À l’approche d’Halloween, et avec l’annonce d’un nouveau volet prévu pour 2026, il est temps de revisiter la saga horrifique Scream et de classer ses six films. Loin de la déception souvent rencontrée avec les suites de slashers, Scream peut se targuer d’une filmographie solide, rendant ce classement plus périlleux que prévu. Affûtons nos couteaux et ressortons nos masques de Ghostface pour découvrir notre hiérarchie, en gardant le suspense intact pour les néophytes.
Au cœur de cette franchise, l’original, sorti en 1996, demeure une pierre angulaire. Wes Craven y réinvente le slasher, s’inspirant de ses propres expériences dans New Nightmare pour livrer un film d’une rare conscience de soi et des codes du genre. Scream jongle avec succès entre l’effroi, grâce à un tueur dont l’identité reste insaisissable, l’intelligence de sa construction, et une touche d’humour bienvenue. Contrairement aux figures surnaturelles et invincibles de franchises comme Halloween ou Vendredi 13, le danger émane ici d’un individu lambda, un psychopathe ordinaire que l’on pourrait croiser au quotidien. C’est cette approche réaliste, déguisée sous un masque bon marché, qui a fait la véritable horreur de Scream et donné naissance à cette franchise culte.
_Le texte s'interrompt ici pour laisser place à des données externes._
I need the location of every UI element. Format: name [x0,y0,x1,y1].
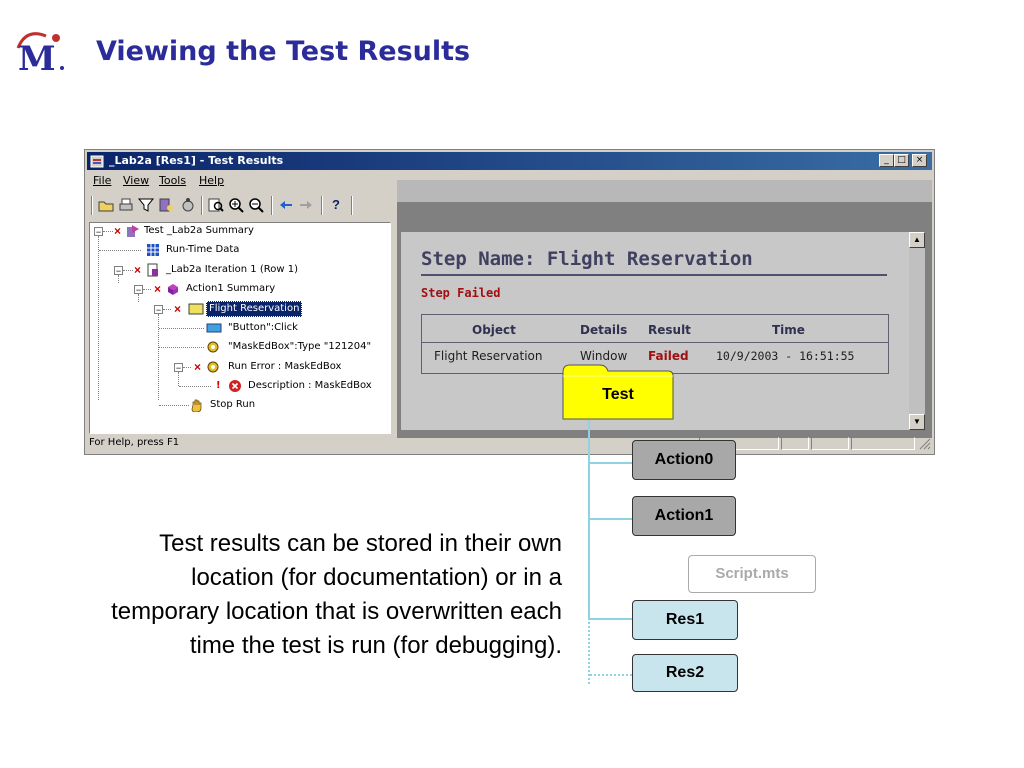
tree-item-flight-reservation[interactable]: Flight Reservation [206,301,303,317]
action-summary-icon [166,282,180,296]
failed-x-icon: × [114,224,122,238]
open-folder-icon[interactable] [97,196,115,214]
folder-label: Test [602,386,634,403]
status-panel [851,437,915,450]
help-icon[interactable]: ? [327,196,345,214]
connector-res2 [590,674,632,676]
window-title: _Lab2a [Res1] - Test Results [109,154,284,167]
test-folder-icon: Test [562,362,674,420]
forward-arrow-icon[interactable] [297,196,315,214]
menu-help[interactable]: Help [199,174,224,187]
vertical-scrollbar[interactable]: ▲ ▼ [909,232,925,430]
zoom-in-icon[interactable] [227,196,245,214]
close-button[interactable]: × [912,154,927,167]
tree-item-maskedbox-type[interactable]: "MaskEdBox":Type "121204" [228,340,371,354]
tree-item-iteration[interactable]: _Lab2a Iteration 1 (Row 1) [166,263,298,277]
tree-item-stop-run[interactable]: Stop Run [210,398,255,412]
results-tree: − × Test _Lab2a Summary Run-Time Data − … [89,222,391,434]
iteration-doc-icon [146,263,160,277]
print-icon[interactable] [117,196,135,214]
test-results-app-icon [90,153,106,169]
heading-divider [421,274,887,276]
test-summary-icon [126,224,140,238]
menu-file[interactable]: File [93,174,111,187]
cell-details: Window [580,349,628,363]
connector-action1 [588,518,632,520]
toolbar: ? [89,193,391,218]
scroll-up-icon[interactable]: ▲ [909,232,925,248]
gear-error-icon [206,360,220,374]
slide-title: Viewing the Test Results [96,36,471,67]
menu-tools[interactable]: Tools [159,174,186,187]
button-step-icon [206,321,222,335]
status-bar: For Help, press F1 [87,436,932,452]
failed-x-icon: × [154,282,162,296]
column-header-object: Object [472,323,516,337]
tree-item-action1-summary[interactable]: Action1 Summary [186,282,275,296]
script-mts-box: Script.mts [688,555,816,593]
bug-icon[interactable] [179,196,197,214]
tree-item-runtime-data[interactable]: Run-Time Data [166,243,239,257]
collapse-action-toggle[interactable]: − [134,285,143,295]
failed-x-icon: × [194,360,202,374]
stop-hand-icon [190,398,204,413]
res2-box: Res2 [632,654,738,692]
collapse-step-toggle[interactable]: − [154,305,163,315]
column-header-details: Details [580,323,628,337]
table-header-divider [422,342,888,343]
res1-box: Res1 [632,600,738,640]
connector-res1 [588,618,632,620]
status-panel [781,437,809,450]
failed-x-icon: × [134,263,142,277]
gear-step-icon [206,340,220,354]
warning-exclamation-icon: ! [216,380,221,391]
window-titlebar[interactable]: _Lab2a [Res1] - Test Results _ □ × [87,152,932,170]
test-results-window: _Lab2a [Res1] - Test Results _ □ × File … [84,149,935,455]
filter-icon[interactable] [137,196,155,214]
step-status-text: Step Failed [421,286,501,300]
find-icon[interactable] [207,196,225,214]
tree-item-button-click[interactable]: "Button":Click [228,321,298,335]
connector-action0 [588,462,632,464]
menu-view[interactable]: View [123,174,149,187]
tree-item-description[interactable]: Description : MaskEdBox [248,379,372,393]
details-header-strip [397,180,932,202]
cell-result: Failed [648,349,689,363]
cell-object: Flight Reservation [434,349,543,363]
explanation-text: Test results can be stored in their own … [111,530,562,659]
scroll-down-icon[interactable]: ▼ [909,414,925,430]
cell-time: 10/9/2003 - 16:51:55 [716,349,855,363]
tree-item-test-summary[interactable]: Test _Lab2a Summary [144,224,254,238]
svg-text:M: M [18,39,56,79]
column-header-time: Time [772,323,805,337]
report-icon[interactable] [157,196,175,214]
minimize-button[interactable]: _ [879,154,894,167]
runtime-data-grid-icon [146,243,160,257]
collapse-root-toggle[interactable]: − [94,227,103,237]
collapse-iteration-toggle[interactable]: − [114,266,123,276]
tree-item-run-error[interactable]: Run Error : MaskEdBox [228,360,341,374]
resize-grip-icon[interactable] [919,437,931,450]
window-step-icon [188,302,204,316]
collapse-error-toggle[interactable]: − [174,363,183,373]
back-arrow-icon[interactable] [277,196,295,214]
status-panel [811,437,849,450]
company-logo: M [12,26,70,80]
column-header-result: Result [648,323,691,337]
failed-x-icon: × [174,302,182,316]
action0-box: Action0 [632,440,736,480]
maximize-button[interactable]: □ [894,154,909,167]
error-circle-icon [228,379,242,393]
step-name-heading: Step Name: Flight Reservation [421,248,753,270]
action1-box: Action1 [632,496,736,536]
status-text: For Help, press F1 [89,437,180,448]
zoom-out-icon[interactable] [247,196,265,214]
En deuxième position, on retrouve Scream 2 (1997), une suite qui réussit l’exploit de ne pas tomber dans les travers classiques du genre. Le film boucle l’arc narratif lié à la mère de Sidney, entamé dans le premier opus, tout en s’amusant à décortiquer les clichés des suites, les subvertissant sans jamais s’y soumettre. C’est également dans ce volet que s’introduisent les films Stab, les adaptations cinématographiques fictives des événements de Woodsboro, qui deviendront une signature récurrente et un ressort méta-cinématographique savoureux pour les épisodes à venir.
Viennent ensuite deux titres dont la qualité se dispute le haut du classement : Scream VI (2023) et Scream (2022). Ces deux films excellent à maintenir une tension palpable, rendant l’identification du tueur particulièrement ardue. Scream VI se distingue par un Ghostface d’une brutalité inédite, plus proche d’une force déchaînée que du stratège habituel. L’introduction d’un décor new-yorkais, loin de la fictive Woodsboro, apporte une fraîcheur bienvenue, bien que certaines invulnérabilités de personnages affaiblissent légèrement le suspense. L’originalité de Scream (2022), surnommé « requel » par ses créateurs, réside dans son équilibre entre le retour des personnages emblématiques et l’introduction d’une nouvelle génération, incarnée par Samantha, dont le lourd passé s’entremêle habilement avec l’intrigue originale.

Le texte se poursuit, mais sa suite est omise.